Former Wild defenseman Willie Mitchell suffered a fractured cheekbone and torn ligament in his wrist during the remarkable 2003 playoff run. He kept playing.

"Hockey players are known for being tough; I would say hockey players are kind of stupid sometimes too," Mitchell told me in 2020. "That was one for me. Tough and stupid."

He missed only a few shifts after a deflected puck struck him in the face in Game 7 of the Colorado series. Surgery the following morning left him with 56 stitches on the side of his head. Mitchell had his helmet modified so he could play against Vancouver the next series.

A hit by Vancouver's Todd Bertuzzi along the boards in Game 4 "tore my ligament right off," Mitchell said, and left him unable to dress himself or pass or shoot the puck without searing pain during morning skate before Game 5.

"We never even asked him if he was playing," teammate Wes Walz said.

Shoulder injuries are routine in hockey as players get hit in awkward positions, which occasionally makes getting dressed after games challenging.

"That's why you've got teammates," Walz joked.

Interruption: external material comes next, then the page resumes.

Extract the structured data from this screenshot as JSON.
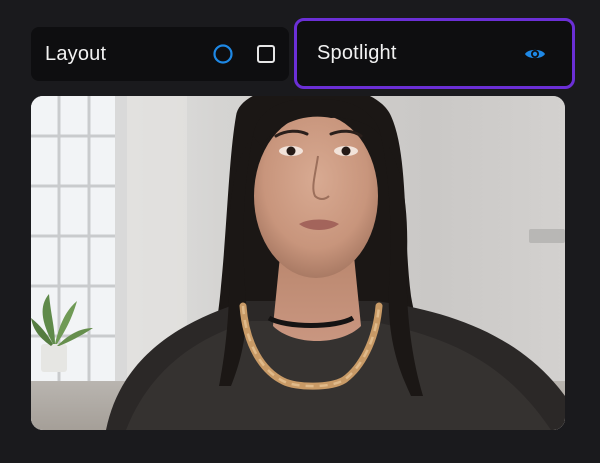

Carter suffered a groin injury one postseason that had to be taped up "tighter than a snare drum" so he could skate. Every morning he woke up and asked himself a question: Am I going to be able to do this?

He found a way.

"You get through the game," he said, "and you're like, 'I made it. I made it. We live to play another day.'"

Walz found the mental grind of the playoffs to be just as taxing. He remembers weighing himself during the '03 postseason. He weighed 187 pounds at the start. When he jumped on the scale the morning of Game 1 against Anaheim in the Western Conference Final, he was surprised to see that he was down to 178 pounds.

"I was eating like a pig," he said.

His parents came to town for that series. His mother was concerned when she saw his appearance.

"You look sick, are you OK?" she asked him.

Walz believes his weight loss largely was due to playoff stress.

The ultimate prize means that much.

"If you win a Stanley Cup in your life, it's like you've made it," Walz said. "Unfortunately, I've never had that opportunity."

True, but that doesn't mean he didn't have a successful career.

"But I never won a Stanley Cup," Walz said. "Honestly, every year I watch the Stanley Cup get raised over the players' heads and every year I think about how incredible that would have been."

That pinnacle moment doesn't happen without first enduring a large dose of physical pain. Hockey players find gratification in that.